His last position was in business development, where he handled inquiries for Lal Imli’s goods from other companies. After his retirement, he continued living in the same colony with his wife. His two sons—one who works at a Kanpur court and another who is involved in Goa’s hospitality sector—didn’t follow in their father’s footsteps.

“They haven’t released our gratuity, so I am not vacating company housing,” said Kumar, in a matter-of-fact tone. But at Lal Imli’s gate, Vivek John—a clerk still employed at the mill—tells a different story.

“Every month, I cut the rent from their gratuity because they are not vacating. For some people, their entire gratuity amount has been cut,” said John, adding that retired workers value their colony housing more than gratuity.

John is part of a skeleton crew at the government-owned mill, required to look after the premises, prevent break-ins and handle any ongoing clerical work. Despite facing several months of salary delays, he comes into work to oversee daily attendance, process salary payments (when funds are released) and handle matters related to retired workers.
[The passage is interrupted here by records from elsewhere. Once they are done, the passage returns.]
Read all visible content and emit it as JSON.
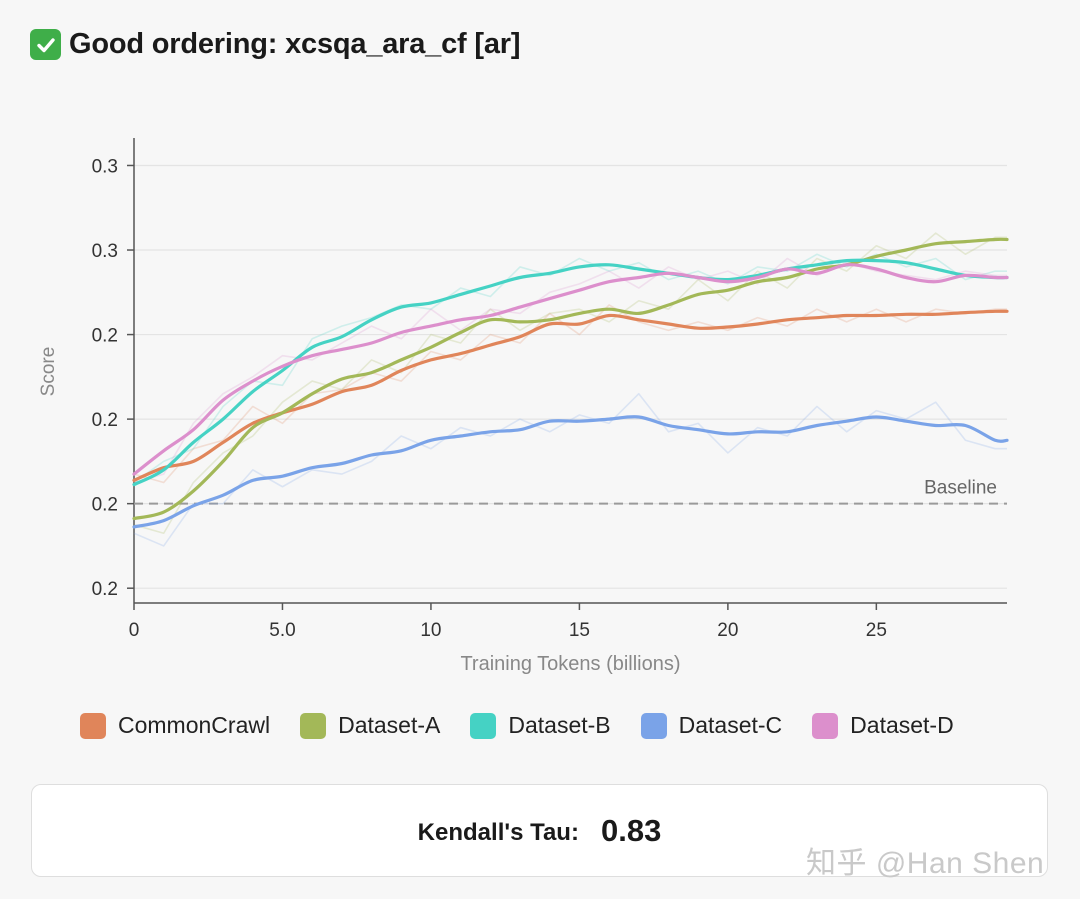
{
  "header": {
    "icon": "check-mark-icon",
    "title": "Good ordering: xcsqa_ara_cf [ar]"
  },
  "chart_data": {
    "type": "line",
    "title": "Good ordering: xcsqa_ara_cf [ar]",
    "xlabel": "Training Tokens (billions)",
    "ylabel": "Score",
    "xlim": [
      0,
      29.4
    ],
    "ylim": [
      0.1665,
      0.2765
    ],
    "x_ticks": [
      0,
      5,
      10,
      15,
      20,
      25
    ],
    "x_tick_labels": [
      "0",
      "5.0",
      "10",
      "15",
      "20",
      "25"
    ],
    "y_ticks": [
      0.17,
      0.19,
      0.21,
      0.23,
      0.25,
      0.27
    ],
    "y_tick_labels": [
      "0.2",
      "0.2",
      "0.2",
      "0.2",
      "0.3",
      "0.3"
    ],
    "grid": "horizontal",
    "baseline": {
      "label": "Baseline",
      "value": 0.19
    },
    "x": [
      0,
      1,
      2,
      3,
      4,
      5,
      6,
      7,
      8,
      9,
      10,
      11,
      12,
      13,
      14,
      15,
      16,
      17,
      18,
      19,
      20,
      21,
      22,
      23,
      24,
      25,
      26,
      27,
      28,
      29,
      29.4
    ],
    "series": [
      {
        "name": "CommonCrawl",
        "color": "#e0855a",
        "values": [
          0.1955,
          0.1985,
          0.2,
          0.2045,
          0.209,
          0.2115,
          0.2135,
          0.2165,
          0.218,
          0.2215,
          0.224,
          0.2255,
          0.2275,
          0.2295,
          0.2325,
          0.2325,
          0.2345,
          0.2335,
          0.2325,
          0.2315,
          0.2318,
          0.2325,
          0.2335,
          0.234,
          0.2345,
          0.2345,
          0.2348,
          0.2348,
          0.2352,
          0.2355,
          0.2355
        ],
        "raw": [
          0.197,
          0.195,
          0.203,
          0.205,
          0.213,
          0.209,
          0.216,
          0.217,
          0.221,
          0.219,
          0.226,
          0.224,
          0.23,
          0.228,
          0.235,
          0.23,
          0.237,
          0.233,
          0.231,
          0.233,
          0.231,
          0.234,
          0.232,
          0.236,
          0.233,
          0.236,
          0.233,
          0.236,
          0.235,
          0.236,
          0.236
        ]
      },
      {
        "name": "Dataset-A",
        "color": "#a3b858",
        "values": [
          0.1865,
          0.188,
          0.193,
          0.2,
          0.208,
          0.2115,
          0.216,
          0.2195,
          0.221,
          0.224,
          0.227,
          0.2305,
          0.2335,
          0.233,
          0.2335,
          0.235,
          0.236,
          0.235,
          0.237,
          0.2395,
          0.2405,
          0.2425,
          0.2435,
          0.2455,
          0.2465,
          0.2485,
          0.25,
          0.2515,
          0.252,
          0.2525,
          0.2525
        ],
        "raw": [
          0.185,
          0.183,
          0.195,
          0.202,
          0.206,
          0.214,
          0.219,
          0.217,
          0.224,
          0.221,
          0.23,
          0.228,
          0.236,
          0.231,
          0.235,
          0.236,
          0.233,
          0.238,
          0.236,
          0.243,
          0.238,
          0.245,
          0.241,
          0.248,
          0.245,
          0.251,
          0.248,
          0.254,
          0.249,
          0.253,
          0.253
        ]
      },
      {
        "name": "Dataset-B",
        "color": "#45d2c4",
        "values": [
          0.1945,
          0.198,
          0.2045,
          0.21,
          0.2165,
          0.2215,
          0.227,
          0.2295,
          0.2335,
          0.2365,
          0.2375,
          0.2395,
          0.2415,
          0.2435,
          0.2445,
          0.246,
          0.2465,
          0.2455,
          0.2445,
          0.2435,
          0.243,
          0.244,
          0.2455,
          0.2465,
          0.2475,
          0.2475,
          0.247,
          0.2455,
          0.244,
          0.2435,
          0.2435
        ],
        "raw": [
          0.195,
          0.2,
          0.203,
          0.213,
          0.219,
          0.218,
          0.229,
          0.232,
          0.234,
          0.237,
          0.236,
          0.241,
          0.239,
          0.246,
          0.244,
          0.248,
          0.245,
          0.247,
          0.243,
          0.245,
          0.242,
          0.246,
          0.245,
          0.249,
          0.246,
          0.249,
          0.246,
          0.248,
          0.243,
          0.245,
          0.245
        ]
      },
      {
        "name": "Dataset-C",
        "color": "#7aa3e8",
        "values": [
          0.1845,
          0.186,
          0.1895,
          0.192,
          0.1955,
          0.1965,
          0.1985,
          0.1995,
          0.2015,
          0.2025,
          0.205,
          0.206,
          0.207,
          0.2075,
          0.2095,
          0.2095,
          0.21,
          0.2105,
          0.2085,
          0.2075,
          0.2065,
          0.207,
          0.207,
          0.2085,
          0.2095,
          0.2105,
          0.2095,
          0.2085,
          0.2085,
          0.205,
          0.205
        ],
        "raw": [
          0.183,
          0.18,
          0.19,
          0.19,
          0.198,
          0.194,
          0.198,
          0.197,
          0.2,
          0.206,
          0.203,
          0.208,
          0.206,
          0.21,
          0.207,
          0.211,
          0.209,
          0.216,
          0.207,
          0.209,
          0.202,
          0.208,
          0.206,
          0.213,
          0.207,
          0.212,
          0.21,
          0.214,
          0.205,
          0.203,
          0.203
        ]
      },
      {
        "name": "Dataset-D",
        "color": "#dc8fcc",
        "values": [
          0.197,
          0.2025,
          0.2075,
          0.2145,
          0.219,
          0.2225,
          0.225,
          0.2265,
          0.228,
          0.2305,
          0.232,
          0.2335,
          0.2345,
          0.2365,
          0.2385,
          0.2405,
          0.2425,
          0.2435,
          0.2445,
          0.2435,
          0.2425,
          0.2435,
          0.2455,
          0.2445,
          0.2465,
          0.2455,
          0.2435,
          0.2425,
          0.244,
          0.2435,
          0.2435
        ],
        "raw": [
          0.195,
          0.197,
          0.209,
          0.216,
          0.22,
          0.225,
          0.224,
          0.228,
          0.232,
          0.229,
          0.236,
          0.231,
          0.236,
          0.235,
          0.24,
          0.242,
          0.245,
          0.241,
          0.246,
          0.243,
          0.245,
          0.242,
          0.248,
          0.244,
          0.247,
          0.245,
          0.244,
          0.243,
          0.245,
          0.244,
          0.244
        ]
      }
    ]
  },
  "legend": [
    {
      "label": "CommonCrawl",
      "color": "#e0855a"
    },
    {
      "label": "Dataset-A",
      "color": "#a3b858"
    },
    {
      "label": "Dataset-B",
      "color": "#45d2c4"
    },
    {
      "label": "Dataset-C",
      "color": "#7aa3e8"
    },
    {
      "label": "Dataset-D",
      "color": "#dc8fcc"
    }
  ],
  "summary": {
    "label": "Kendall's Tau:",
    "value": "0.83"
  },
  "watermark": "知乎 @Han Shen"
}
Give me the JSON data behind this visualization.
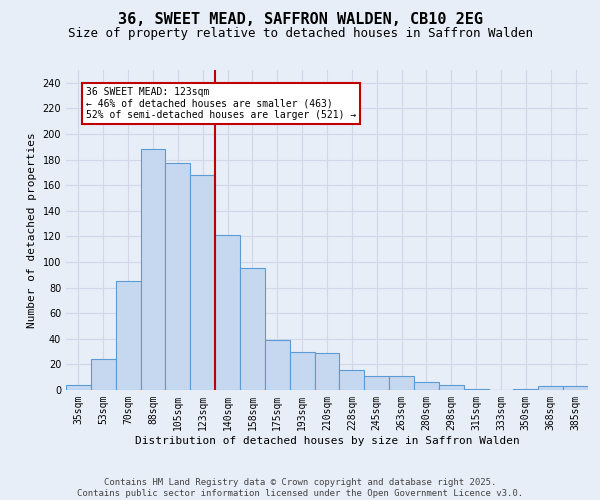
{
  "title_line1": "36, SWEET MEAD, SAFFRON WALDEN, CB10 2EG",
  "title_line2": "Size of property relative to detached houses in Saffron Walden",
  "xlabel": "Distribution of detached houses by size in Saffron Walden",
  "ylabel": "Number of detached properties",
  "categories": [
    "35sqm",
    "53sqm",
    "70sqm",
    "88sqm",
    "105sqm",
    "123sqm",
    "140sqm",
    "158sqm",
    "175sqm",
    "193sqm",
    "210sqm",
    "228sqm",
    "245sqm",
    "263sqm",
    "280sqm",
    "298sqm",
    "315sqm",
    "333sqm",
    "350sqm",
    "368sqm",
    "385sqm"
  ],
  "values": [
    4,
    24,
    85,
    188,
    177,
    168,
    121,
    95,
    39,
    30,
    29,
    16,
    11,
    11,
    6,
    4,
    1,
    0,
    1,
    3,
    3
  ],
  "bar_color": "#c5d8f0",
  "bar_edge_color": "#5b9bd5",
  "grid_color": "#d0d8e8",
  "background_color": "#e8eef8",
  "vline_x": 5.5,
  "vline_color": "#c00000",
  "annotation_text": "36 SWEET MEAD: 123sqm\n← 46% of detached houses are smaller (463)\n52% of semi-detached houses are larger (521) →",
  "annotation_box_color": "white",
  "annotation_box_edge": "#c00000",
  "ylim": [
    0,
    250
  ],
  "yticks": [
    0,
    20,
    40,
    60,
    80,
    100,
    120,
    140,
    160,
    180,
    200,
    220,
    240
  ],
  "footer_line1": "Contains HM Land Registry data © Crown copyright and database right 2025.",
  "footer_line2": "Contains public sector information licensed under the Open Government Licence v3.0.",
  "title_fontsize": 11,
  "subtitle_fontsize": 9,
  "label_fontsize": 8,
  "tick_fontsize": 7,
  "annot_fontsize": 7,
  "footer_fontsize": 6.5
}
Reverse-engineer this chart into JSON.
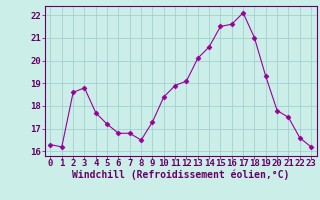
{
  "hours": [
    0,
    1,
    2,
    3,
    4,
    5,
    6,
    7,
    8,
    9,
    10,
    11,
    12,
    13,
    14,
    15,
    16,
    17,
    18,
    19,
    20,
    21,
    22,
    23
  ],
  "values": [
    16.3,
    16.2,
    18.6,
    18.8,
    17.7,
    17.2,
    16.8,
    16.8,
    16.5,
    17.3,
    18.4,
    18.9,
    19.1,
    20.1,
    20.6,
    21.5,
    21.6,
    22.1,
    21.0,
    19.3,
    17.8,
    17.5,
    16.6,
    16.2
  ],
  "line_color": "#990099",
  "marker": "D",
  "marker_size": 2.5,
  "bg_color": "#cceee8",
  "grid_color": "#99cccc",
  "xlabel": "Windchill (Refroidissement éolien,°C)",
  "xlim": [
    -0.5,
    23.5
  ],
  "ylim": [
    15.8,
    22.4
  ],
  "yticks": [
    16,
    17,
    18,
    19,
    20,
    21,
    22
  ],
  "xticks": [
    0,
    1,
    2,
    3,
    4,
    5,
    6,
    7,
    8,
    9,
    10,
    11,
    12,
    13,
    14,
    15,
    16,
    17,
    18,
    19,
    20,
    21,
    22,
    23
  ],
  "xlabel_fontsize": 7,
  "tick_fontsize": 6.5,
  "tick_color": "#660066",
  "label_color": "#660066",
  "spine_color": "#660066"
}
He sits outside the mill gates with a few other clerks, sipping tea and talking about the bureaucratic standstill they feel trapped in. Salaries, he said, are released only when local politicians pressure the central government. Since Lal Imli no longer produces anything, staff payments are not treated as urgent.

As he spoke, a mother arrived with her son to the mill compound. She hands over bank statements, retirement letters and a death certificate to the security guard. Her husband had worked at the canteen in Lal Imli for years—she wanted to check if the family could receive any retirement benefits.

“She will get stuck in the whole process, they may never see their money—even if it is actually owed to them,” said John, stretching his legs as he made his way to the office inside the compound. “Just look at us. There was a time we got our salary after 26 months.”